What is the legal liquidity ratio

Net stable funding ratio (NSFR)

The regulatory performance indicator Net Stable Funding Ratio (NSFR) - like the Liquidity Coverage Ratio (LCR) - was introduced as a result of the financial crisis in 2008. The aim of the NSFR is to ensure the medium to long-term structural liquidity of institutions. The aim is to reduce the dependency on short-term refinancing in particular, thereby improving the banks' overall resilience to stress.

Definition of Net Stable Funding Ratio

The NSFR is defined as the ratio of available stable funding (ASF) and required stable funding (RSF).

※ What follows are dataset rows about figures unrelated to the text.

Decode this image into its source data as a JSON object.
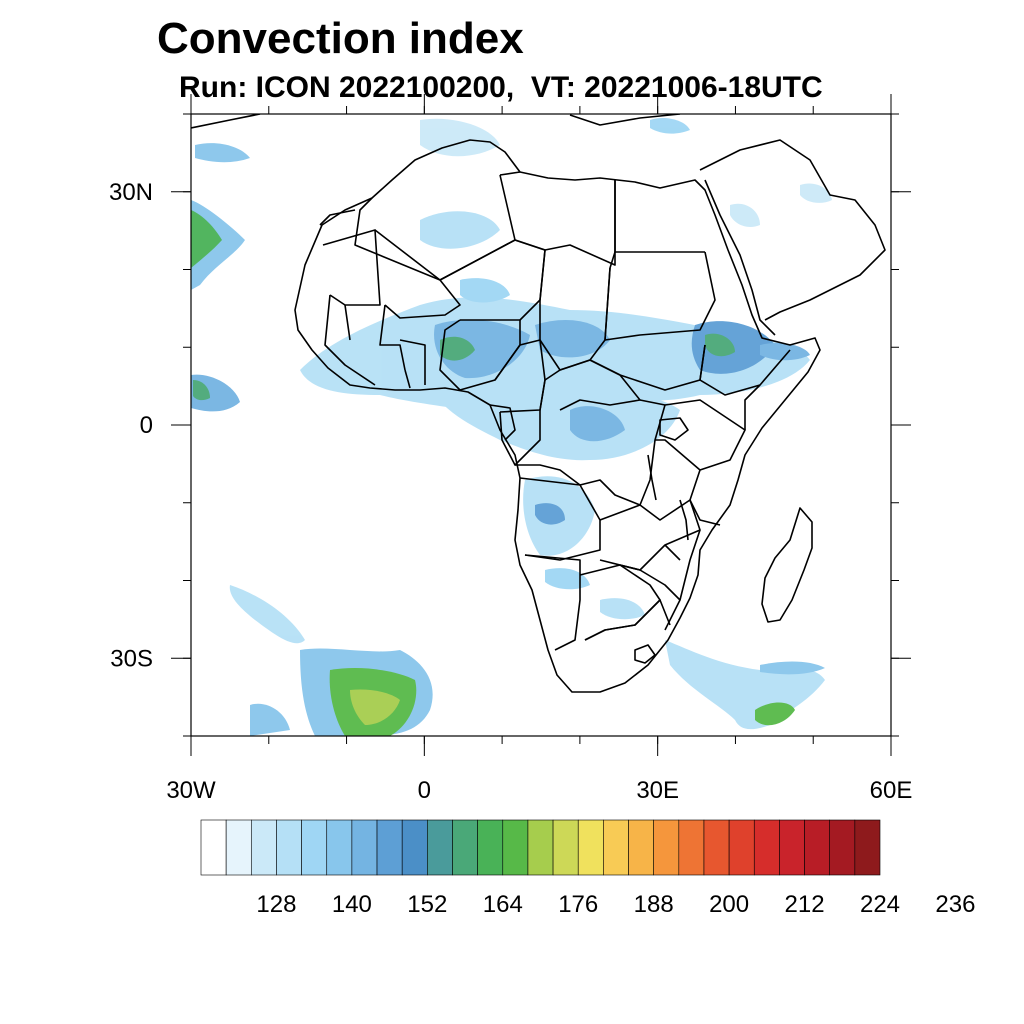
{
  "title": "Convection index",
  "subtitle": "Run: ICON 2022100200,  VT: 20221006-18UTC",
  "map": {
    "region": "Africa",
    "lon_range": [
      -30,
      60
    ],
    "lat_range": [
      -40,
      40
    ],
    "lat_ticks": [
      {
        "value": 30,
        "label": "30N"
      },
      {
        "value": 0,
        "label": "0"
      },
      {
        "value": -30,
        "label": "30S"
      }
    ],
    "lon_ticks": [
      {
        "value": -30,
        "label": "30W"
      },
      {
        "value": 0,
        "label": "0"
      },
      {
        "value": 30,
        "label": "30E"
      },
      {
        "value": 60,
        "label": "60E"
      }
    ]
  },
  "colorbar": {
    "labels": [
      "128",
      "140",
      "152",
      "164",
      "176",
      "188",
      "200",
      "212",
      "224",
      "236"
    ],
    "colors": [
      "#ffffff",
      "#e6f4fc",
      "#cbe9f8",
      "#b5e0f6",
      "#9fd6f4",
      "#88c6ec",
      "#74b4e2",
      "#5d9fd5",
      "#4b8fc7",
      "#4a9b9b",
      "#4aa878",
      "#49b257",
      "#57b948",
      "#a6cd4d",
      "#cdd857",
      "#f0e15d",
      "#f8cb55",
      "#f7b448",
      "#f5963c",
      "#ee7434",
      "#e7572f",
      "#df412c",
      "#d62d2b",
      "#c9232b",
      "#b81d26",
      "#a41a22",
      "#8e1a1c"
    ]
  }
}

Figure 1: Calculation logic and minimum quota

The liabilities are weighted using the ASF weighting factors specified by the supervisory authority. The level of the factors depends on the type, counterparty and term of the refinancing instrument. While a refinancing instrument with a remaining term of at least 12 months is generally fully counted as available stable refinancing, the qualifying portion drops to 50%, for example, for deposits from corporate customers with a remaining term of less than 6 months. Long refinancing terms therefore have a positive effect on the NSFR in principle.

The weighting of the assets to determine the required stable refinancing is basically the same. However, short maturities of assets are usually given preference with lower weighting factors. Further criteria are the ability to liquidate and the counterparty of the receivables. Short terms, high liquidity and low-risk transactions have a positive effect on the amount of stable refinancing required.

The weighting factors of the sNSFR specified by the supervisory authority tend to be more conservative and, depending on the business model and product portfolio of the institution, generally lead to a lower net stable funding ratio.

Development and current status

Figure 2: NSFR timeline

The NSFR was already integrated into the BCBS framework as BCBS # 188 in 2010 and further revised and specified in the following years. Since the key figure was included in the Capital Requirements Regulation (CRR) or in the more specific technical implementation standards (ITS), the NSFR has also been part of European law and thus directly relevant for CRR credit institutions.

With CRR II, a fundamentally revised version of the NSFR was presented. As of June 28, 2021, institutions are required to maintain a net stable funding ratio of at least 100%. In addition, a so-called sNSFR was introduced for small and non-complex institutes. The sNSFR forms have a much less granular structure of the reporting forms and are intended to reduce the effort required to create reports for small institutions.